WAHIAWA, OAHU (HawaiiNewsNow) - On a Schofield Barracks training ground, Sgt. 1st Class Robert Studstrup helps Pfc. Sean O'Keefe strap on 90 pounds of protective gear.
Army explosive ordnance disposal technicians stake their lives on their heavy suit and helmet.
"The suit is mainly designed to protect against blasts and then also fragmentation," O'Keefe said.
On average, the 303rd Ordnance Battalion fields more than a hundred calls a year from local police about suspicious packages and munitions. There are about 40 ordnance technicians in the 303rd battalion.
When they're deployed, the EOD specialists defuse and destroy Improvised explosive devices (IEDs) and other weapons.
But the high volume of situations involving potential explosives in Hawaii, keeps them busy at home.
"They can be on the ground, people will dig them up in their garden. They're found in land fills," Studstrup said. "They're found on our ranges.
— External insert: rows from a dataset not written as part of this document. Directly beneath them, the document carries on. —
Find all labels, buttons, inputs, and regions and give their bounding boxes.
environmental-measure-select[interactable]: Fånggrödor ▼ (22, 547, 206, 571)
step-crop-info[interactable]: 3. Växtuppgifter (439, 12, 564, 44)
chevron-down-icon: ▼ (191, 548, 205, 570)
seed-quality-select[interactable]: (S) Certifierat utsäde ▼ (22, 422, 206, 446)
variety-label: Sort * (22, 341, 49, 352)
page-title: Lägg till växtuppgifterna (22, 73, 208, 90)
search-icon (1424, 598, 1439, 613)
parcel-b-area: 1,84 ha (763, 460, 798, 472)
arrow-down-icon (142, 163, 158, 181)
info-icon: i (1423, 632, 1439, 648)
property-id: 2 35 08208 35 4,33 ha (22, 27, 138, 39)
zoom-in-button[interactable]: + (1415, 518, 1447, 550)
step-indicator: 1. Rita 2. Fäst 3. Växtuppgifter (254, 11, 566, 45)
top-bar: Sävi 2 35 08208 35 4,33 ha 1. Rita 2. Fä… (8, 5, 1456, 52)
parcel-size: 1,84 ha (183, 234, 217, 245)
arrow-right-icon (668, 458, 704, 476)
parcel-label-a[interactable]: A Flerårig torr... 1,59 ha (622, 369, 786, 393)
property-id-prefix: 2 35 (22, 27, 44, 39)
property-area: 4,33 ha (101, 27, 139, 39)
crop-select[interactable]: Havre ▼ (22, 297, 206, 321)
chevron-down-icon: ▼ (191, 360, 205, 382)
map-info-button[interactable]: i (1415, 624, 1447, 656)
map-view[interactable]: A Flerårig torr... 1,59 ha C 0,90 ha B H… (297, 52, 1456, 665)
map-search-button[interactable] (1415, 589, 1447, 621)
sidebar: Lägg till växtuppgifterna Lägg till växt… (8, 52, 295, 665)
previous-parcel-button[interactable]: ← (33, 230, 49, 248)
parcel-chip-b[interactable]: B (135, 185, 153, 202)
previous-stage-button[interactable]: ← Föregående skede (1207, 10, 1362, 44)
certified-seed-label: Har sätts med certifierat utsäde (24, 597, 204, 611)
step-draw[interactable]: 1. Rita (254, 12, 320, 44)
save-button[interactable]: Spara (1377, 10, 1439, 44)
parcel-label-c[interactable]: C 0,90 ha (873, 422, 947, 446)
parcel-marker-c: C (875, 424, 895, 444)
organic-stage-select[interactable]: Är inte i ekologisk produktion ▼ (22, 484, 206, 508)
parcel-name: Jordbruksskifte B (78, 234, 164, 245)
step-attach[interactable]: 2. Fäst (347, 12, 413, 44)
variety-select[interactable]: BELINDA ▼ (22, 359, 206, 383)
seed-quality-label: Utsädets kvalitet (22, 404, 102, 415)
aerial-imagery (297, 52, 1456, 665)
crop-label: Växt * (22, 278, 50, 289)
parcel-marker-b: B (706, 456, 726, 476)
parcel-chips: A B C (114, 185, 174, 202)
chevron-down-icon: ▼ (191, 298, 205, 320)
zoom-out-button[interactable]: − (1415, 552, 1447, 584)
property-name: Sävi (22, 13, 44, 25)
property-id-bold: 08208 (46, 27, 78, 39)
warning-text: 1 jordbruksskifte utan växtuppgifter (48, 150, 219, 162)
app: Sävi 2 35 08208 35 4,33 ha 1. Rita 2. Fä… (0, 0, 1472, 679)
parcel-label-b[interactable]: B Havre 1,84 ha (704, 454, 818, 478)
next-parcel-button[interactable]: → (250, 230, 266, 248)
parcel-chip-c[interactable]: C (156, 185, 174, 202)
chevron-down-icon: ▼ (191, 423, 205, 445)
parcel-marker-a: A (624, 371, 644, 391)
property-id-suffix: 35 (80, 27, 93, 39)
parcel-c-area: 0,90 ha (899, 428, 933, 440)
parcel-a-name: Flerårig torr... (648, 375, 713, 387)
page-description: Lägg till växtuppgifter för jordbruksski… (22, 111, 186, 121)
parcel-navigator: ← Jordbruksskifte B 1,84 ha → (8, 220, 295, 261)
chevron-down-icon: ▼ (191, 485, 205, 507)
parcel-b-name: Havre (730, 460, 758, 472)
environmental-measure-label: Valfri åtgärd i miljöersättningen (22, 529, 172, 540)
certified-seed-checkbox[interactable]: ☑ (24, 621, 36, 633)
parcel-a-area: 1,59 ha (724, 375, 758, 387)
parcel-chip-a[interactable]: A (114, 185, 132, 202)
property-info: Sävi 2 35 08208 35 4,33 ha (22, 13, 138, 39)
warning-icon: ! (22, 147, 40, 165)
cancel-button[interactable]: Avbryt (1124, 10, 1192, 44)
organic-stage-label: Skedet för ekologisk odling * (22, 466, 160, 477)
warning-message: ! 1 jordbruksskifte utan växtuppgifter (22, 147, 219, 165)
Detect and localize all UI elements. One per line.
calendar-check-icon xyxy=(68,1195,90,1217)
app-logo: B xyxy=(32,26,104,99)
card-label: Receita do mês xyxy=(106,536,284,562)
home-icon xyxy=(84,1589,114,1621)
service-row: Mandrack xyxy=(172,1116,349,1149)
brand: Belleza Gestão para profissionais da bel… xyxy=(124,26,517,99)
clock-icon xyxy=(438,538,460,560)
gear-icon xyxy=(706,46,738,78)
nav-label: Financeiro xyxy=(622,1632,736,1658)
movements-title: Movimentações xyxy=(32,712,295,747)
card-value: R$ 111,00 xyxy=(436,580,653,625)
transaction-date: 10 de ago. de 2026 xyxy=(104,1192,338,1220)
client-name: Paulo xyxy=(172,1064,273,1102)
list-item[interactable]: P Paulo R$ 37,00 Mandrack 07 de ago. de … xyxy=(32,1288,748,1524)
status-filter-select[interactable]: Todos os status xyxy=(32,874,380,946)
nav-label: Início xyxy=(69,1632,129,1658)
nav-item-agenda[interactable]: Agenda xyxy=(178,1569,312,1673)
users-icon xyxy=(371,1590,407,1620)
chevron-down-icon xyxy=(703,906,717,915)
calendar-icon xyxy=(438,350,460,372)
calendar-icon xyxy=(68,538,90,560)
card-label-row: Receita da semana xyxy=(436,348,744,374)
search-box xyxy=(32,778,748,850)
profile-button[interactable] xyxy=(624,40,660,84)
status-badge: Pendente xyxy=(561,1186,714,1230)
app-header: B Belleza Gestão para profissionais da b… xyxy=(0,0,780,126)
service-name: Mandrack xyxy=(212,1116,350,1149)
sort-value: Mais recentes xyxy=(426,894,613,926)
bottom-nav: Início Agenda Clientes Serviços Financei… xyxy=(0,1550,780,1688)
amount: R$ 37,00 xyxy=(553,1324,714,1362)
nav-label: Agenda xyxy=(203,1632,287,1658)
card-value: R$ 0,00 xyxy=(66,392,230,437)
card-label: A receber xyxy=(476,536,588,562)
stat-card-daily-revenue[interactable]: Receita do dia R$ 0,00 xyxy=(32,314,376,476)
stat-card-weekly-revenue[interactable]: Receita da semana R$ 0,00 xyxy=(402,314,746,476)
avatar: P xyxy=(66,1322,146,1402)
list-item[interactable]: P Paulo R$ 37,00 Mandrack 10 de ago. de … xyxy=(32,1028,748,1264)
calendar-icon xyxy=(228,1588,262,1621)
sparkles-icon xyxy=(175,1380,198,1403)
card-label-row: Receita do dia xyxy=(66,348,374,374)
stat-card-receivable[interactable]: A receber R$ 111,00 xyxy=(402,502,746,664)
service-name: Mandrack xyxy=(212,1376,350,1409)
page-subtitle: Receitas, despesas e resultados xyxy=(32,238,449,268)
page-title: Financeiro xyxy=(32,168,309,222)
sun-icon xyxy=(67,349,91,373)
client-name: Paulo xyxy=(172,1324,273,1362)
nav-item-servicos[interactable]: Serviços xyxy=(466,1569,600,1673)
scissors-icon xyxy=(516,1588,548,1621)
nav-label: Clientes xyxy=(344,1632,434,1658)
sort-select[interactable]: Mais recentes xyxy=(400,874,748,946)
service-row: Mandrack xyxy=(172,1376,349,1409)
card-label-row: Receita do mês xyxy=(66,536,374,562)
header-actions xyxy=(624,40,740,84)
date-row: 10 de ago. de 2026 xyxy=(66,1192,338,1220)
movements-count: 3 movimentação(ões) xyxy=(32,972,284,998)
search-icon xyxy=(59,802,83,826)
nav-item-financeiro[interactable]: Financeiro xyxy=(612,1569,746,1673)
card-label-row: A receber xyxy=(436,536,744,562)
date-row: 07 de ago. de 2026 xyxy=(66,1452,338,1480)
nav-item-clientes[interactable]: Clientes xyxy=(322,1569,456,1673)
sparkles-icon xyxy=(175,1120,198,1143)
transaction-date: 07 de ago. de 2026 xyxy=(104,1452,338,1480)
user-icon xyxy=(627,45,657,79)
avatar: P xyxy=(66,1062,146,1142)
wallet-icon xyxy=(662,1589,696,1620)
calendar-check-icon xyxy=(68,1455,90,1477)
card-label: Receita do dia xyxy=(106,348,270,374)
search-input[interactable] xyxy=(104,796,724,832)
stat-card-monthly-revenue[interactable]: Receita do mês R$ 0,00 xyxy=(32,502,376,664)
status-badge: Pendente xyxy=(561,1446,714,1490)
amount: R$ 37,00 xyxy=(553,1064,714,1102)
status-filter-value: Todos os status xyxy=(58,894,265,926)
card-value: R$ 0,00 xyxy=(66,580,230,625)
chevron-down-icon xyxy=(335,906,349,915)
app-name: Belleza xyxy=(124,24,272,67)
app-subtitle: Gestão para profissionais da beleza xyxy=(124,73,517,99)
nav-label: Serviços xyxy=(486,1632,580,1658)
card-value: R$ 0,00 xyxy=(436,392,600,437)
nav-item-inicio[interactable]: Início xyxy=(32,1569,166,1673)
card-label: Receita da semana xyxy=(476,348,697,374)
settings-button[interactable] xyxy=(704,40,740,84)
People find them in old souvenir trunks from World War II veterans."
A table-top display of recovered munitions illustrates his point. On it, are a variety of hand grenades and mortars.
"This has a damaged fuse on it," Studstrup said, pointing to a 120mm mortar. "This is a very dangerous situation if you come across it."
Last week, several two-person teams competed at Schofield for the right to represent the Pacific region in the Army's annual Explosive Ordnance Disposal Team of the Year competition. Specialist Matthew Ruben and Staff Sgt. Edward Monczynski of the 718th Ordnance Company from South Korea took the top spot.
Older munitions are the worst because they can detonate if accidentally dropped.
"Under no circumstances should you move or touch any of these things. They're very dangerous," Studstrup said. "They'll always be dangerous."
Specialists advise residents who come across suspicious-looking packages, or anything that looks like military munitions, to get far away from the package and call 911.